You might say it's the sound of music to the ears of climate scientists like Ralph Keeling. A tool designed by his father Dr. Charles David Keeling measures carbon dioxide in the atmosphere.

Doctor Keeling was a professor at Scripps Institution of Oceanography, and 50 years ago he took his first slice of CO-2. Today, his invaluable research is known as the Keeling Curve.

"I think the reason it has attracted attention is because you see a natural behavior of the carbon cycle, nature doing it's own thing having imposed on it this increase, and the increase is large over a few years compared to the natural process. It's not just a tiny perturbation, it's a major perturbation," Dr. Keeling said.

Doctor Keeling's son Ralph Keeling is a climate scientist at Scripps and carrier on his father's concern for the future of our environment.
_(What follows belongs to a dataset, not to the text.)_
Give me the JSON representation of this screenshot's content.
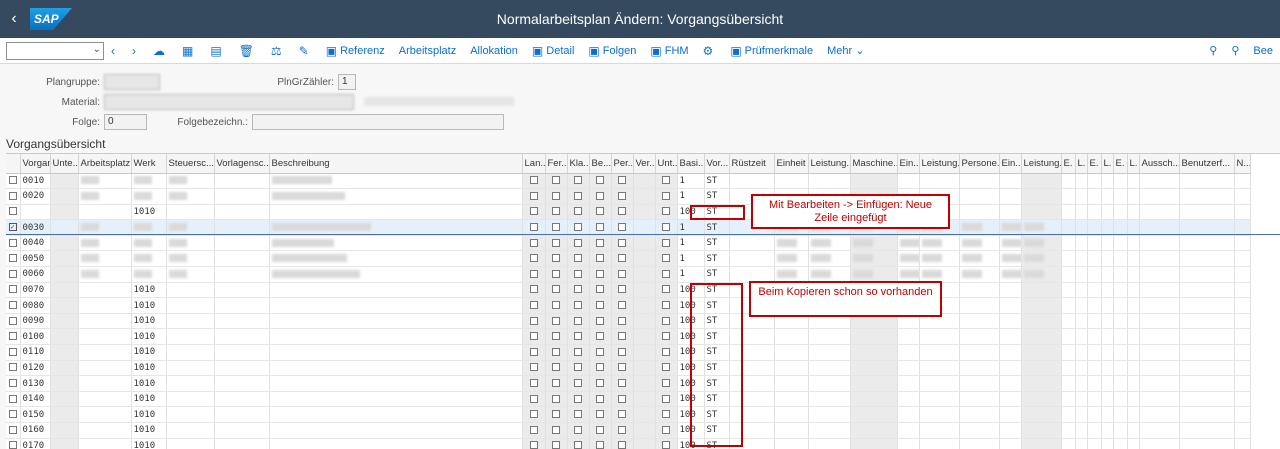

"My work at SIO/UCSD involves measuring oxygen concentrations in the air, which is decreasing over time mainly because of fossil fuel burning. There is so much oxygen in the air that this is not an environmental concern, but by measuring oxygen we can learn more about what's controlling carbon dioxide," Ralph Keeling said.

The fist measurement were made almost 50 years ago to the day. There is a definitive curve upward, which means as time moves on, so does the increase in carbon dioxide.

"One thing you see in the curve if you look at it is of course it is rising and that was already evident in the first few years. The rise right now is considerably faster than it was in the late 1950s, early 60s, and that's largely understood simply because we're burning fossil fuels now at a higher rate than in the 1950s. There are more cars on the road, there are more power plants, there are more people. There is more combustion," Ralph Keeling said.

A growing population could mean more pollution for the future. Thanks to the research that created the Keeling Curve, scientists can carefully monitor the health of our atmosphere.